The paper "The Relationship Between Government Intervention in Economy" is an outstanding example of macro and microeconomics coursework. There has been a great debate between the economist and other scholars on whether the government can intervene in an economy fully or limits its intervention to only emerging industries. The free-market economist opposes the government intervention citing various reasons. These reasons include the risk of poor governance, effects on individual freedom to spend, and causing market inefficiency (Gruber, 2004). Contrary, other scholars support government involvement in an economy since it acts as a regulatory mechanism that corrects market inefficiencies, which does not correct itself.
The reasons cited by those for government intervention includes correcting market failure, a tool of macroeconomics, and tax function (Gruber, 2004). The essay discusses the need for and against government intervention in an economy. The conclusion elaborates if it is best for the government to intervene in an economy or allow market forces to regulate it. The free-market economist assumed that the economy has a self-regulatory mechanism that corrects its deviation from equilibrium. The free market was termed as laissez-fair which is a French term meaning leave it alone.
According to Arrighi (2007), Smith advocated for the free market but encouraged little government intervention concerning establishing fundamental laws and regulation that acts as a framework for businesses in an economy. The book further terms free-market economy as a market that builds faith in individual and distrust for governance body. Therefore, the lack of government intervention in an economy may lead to malpractices that are advantageous to one group and disadvantageous to the others. Smith considered little government intervention in an economy healthy since investors turned to it for guidance for example subsidies, formulation and enactment of trade policies, and provision of grants (Arrighi, 2007).
Therefore, the economy cannot act on its own without government intervention and its limitation to only emerging industries is not sufficient in developing a robust and efficient economy. According to Gruber (2004), government participation is categorised into two forms that are social and economic involvement. The two types of interventions affect the market directly and indirectly. The economic intervention entails those rules and regulations that affect price levels.
The government adopts economic participation with two motives; protecting the consumer from the price hike, and small enterprise in an economy dominated by a few large companies. The small companies are always disadvantaged since large corporations enjoy economies of scale resulting in a lower cost of production.

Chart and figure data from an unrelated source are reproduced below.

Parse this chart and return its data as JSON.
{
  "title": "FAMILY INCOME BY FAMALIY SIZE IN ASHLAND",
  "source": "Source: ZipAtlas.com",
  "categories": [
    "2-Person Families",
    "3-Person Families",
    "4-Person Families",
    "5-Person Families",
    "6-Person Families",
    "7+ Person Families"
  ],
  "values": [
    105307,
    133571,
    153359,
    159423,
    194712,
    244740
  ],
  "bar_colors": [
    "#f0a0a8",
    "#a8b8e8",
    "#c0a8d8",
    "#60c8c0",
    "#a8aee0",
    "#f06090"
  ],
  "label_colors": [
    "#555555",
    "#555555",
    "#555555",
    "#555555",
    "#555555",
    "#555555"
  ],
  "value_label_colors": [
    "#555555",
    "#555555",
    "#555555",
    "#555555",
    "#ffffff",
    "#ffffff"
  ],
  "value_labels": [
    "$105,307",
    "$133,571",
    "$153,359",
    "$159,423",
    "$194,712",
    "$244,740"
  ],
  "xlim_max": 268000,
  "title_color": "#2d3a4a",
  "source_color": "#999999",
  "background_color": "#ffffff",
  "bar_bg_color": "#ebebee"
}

The low cost of production enables them to sell its products at a lower price compared to infant companies which create a disparity in profit margins. These lead to the creation of monopoly effect which lowers consumer satisfaction since they lack a broad range of products to choose from when making consumption decision.
According to Fischer (1993), the government assumes that the market is not perfectly competitive. Thus its involvement tries to bring out a common ground for firms with different financial muscles to compete fairly. Therefore, economic interventions prevent unhealthy competition that discourages new entrance to the market and limiting consumer satisfaction. The unhealthy competition entails practices such as price wars and unethical advertising.